Levels of access to sanitation and clean water are not evenly distributed across rural China and the absence of covered sewage infrastructure remains a pressing issue. In Yunnan’s poor, remote villages, livestock is reared within the village, and the lack of covered latrines means animal and human excrement is stored in open backyard pits. During the rainy season these pits often overflow, sending excrement running into the streets and public places. Villagers commonly trek through this mucky slop of mud and waste. Thus, it is not surprising that the rainy season brings with it spikes in diarrheal rates.
While diarrhea incidence in China is lower than levels for most of East Asia (154 per 1,000 according to 2008 WHO country statistics), the lack of a systemized treatment method is putting substantial additional burden on an already strained medical system. Based on my conversations with medical practitioners ranging from rural clinic doctors to infant and adolescent health specialists, a picture emerges of how this plays out on the front lines of patient care across the province.
When a child exhibits diarrheal symptoms, anxious parents often rush their child to the doctor demanding intravenous drip and a shot of antibiotics. Without the IV drip and shot, parents complain that their child is being denied adequate medical care. This practice occurs in both rural and urban areas, though data differentiating the extent to which antibiotics are used in each respective area is difficult to locate. Not only do current diarrheal treatment practices strain the medical system, but the over-reliance on antibiotics for managing diarrheal illness should also raise alarm since China currently has the world’s highest levels of growing antibiotic resistance.
To counter this phenomenon, hospital administrators and public health officials are working to promote diagnosis before treatment, the use of oral rehydration therapies, and urging doctors to be more prudent in the prescribing of antibiotics. The challenge is compounded, however, by a shortage of medical professionals in the country. China has 1.5 physicians per thousand people (compared to 2.4 physicians per thousand people in the U.S) and the average doctor spends only three to four minutes seeing each patient.

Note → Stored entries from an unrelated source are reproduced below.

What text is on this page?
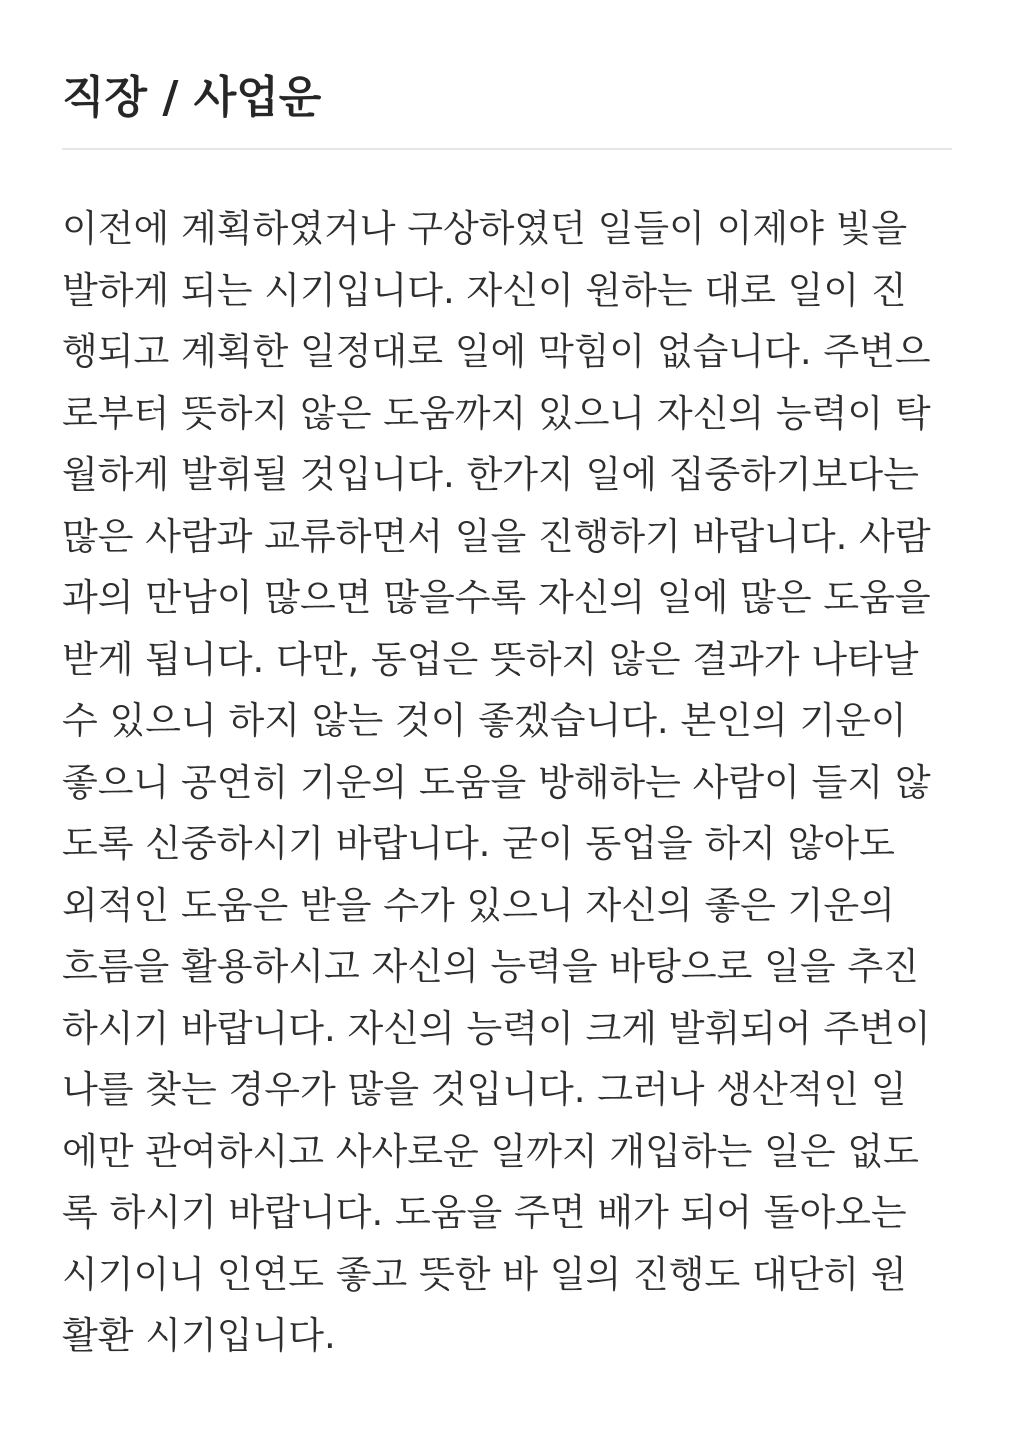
직장 / 사업운
이전에 계획하였거나 구상하였던 일들이 이제야 빛을
발하게 되는 시기입니다. 자신이 원하는 대로 일이 진
행되고 계획한 일정대로 일에 막힘이 없습니다. 주변으
로부터 뜻하지 않은 도움까지 있으니 자신의 능력이 탁
월하게 발휘될 것입니다. 한가지 일에 집중하기보다는
많은 사람과 교류하면서 일을 진행하기 바랍니다. 사람
과의 만남이 많으면 많을수록 자신의 일에 많은 도움을
받게 됩니다. 다만, 동업은 뜻하지 않은 결과가 나타날
수 있으니 하지 않는 것이 좋겠습니다. 본인의 기운이
좋으니 공연히 기운의 도움을 방해하는 사람이 들지 않
도록 신중하시기 바랍니다. 굳이 동업을 하지 않아도
외적인 도움은 받을 수가 있으니 자신의 좋은 기운의
흐름을 활용하시고 자신의 능력을 바탕으로 일을 추진
하시기 바랍니다. 자신의 능력이 크게 발휘되어 주변이
나를 찾는 경우가 많을 것입니다. 그러나 생산적인 일
에만 관여하시고 사사로운 일까지 개입하는 일은 없도
록 하시기 바랍니다. 도움을 주면 배가 되어 돌아오는
시기이니 인연도 좋고 뜻한 바 일의 진행도 대단히 원
활환 시기입니다.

The attractiveness of immediate solutions to more endemic problems is understandable.
But, it’s not all doom and gloom on the public sanitation front. There are many signs of progress. The Yunnan Health Bureau, for example, subsidizes up to 400 yuan (one half of total construction cost) for the construction of new “sanitary” household covered-toilets that safely compost human fecal matter; thus preventing contamination of local water sources.
Last year, Yunnan also saw its first environmental public litigation case brought by the Kunming City Environmental Bureau against a pig husbandry factory for polluting local drinking water sources. The large-scale pig farm was fined over 4 million yuan and ordered to clean up its operations – a hefty fine by Chinese standards and a warning to other potential polluters.
Given the complexity of China’s environmental health conditions, there is no quick-fix solution. The story of diarrheal treatment illustrates that water and sanitation needs will require a coordinated effort – across sectors such as infrastructure and medicine – and also between governments, NGOs, and communities. For every bright spot and sign of progress, there are new reports appearing daily on China’s water constraints and water pollution. It’s my hope that this balance can tip and that there will be more news of these challenges being met.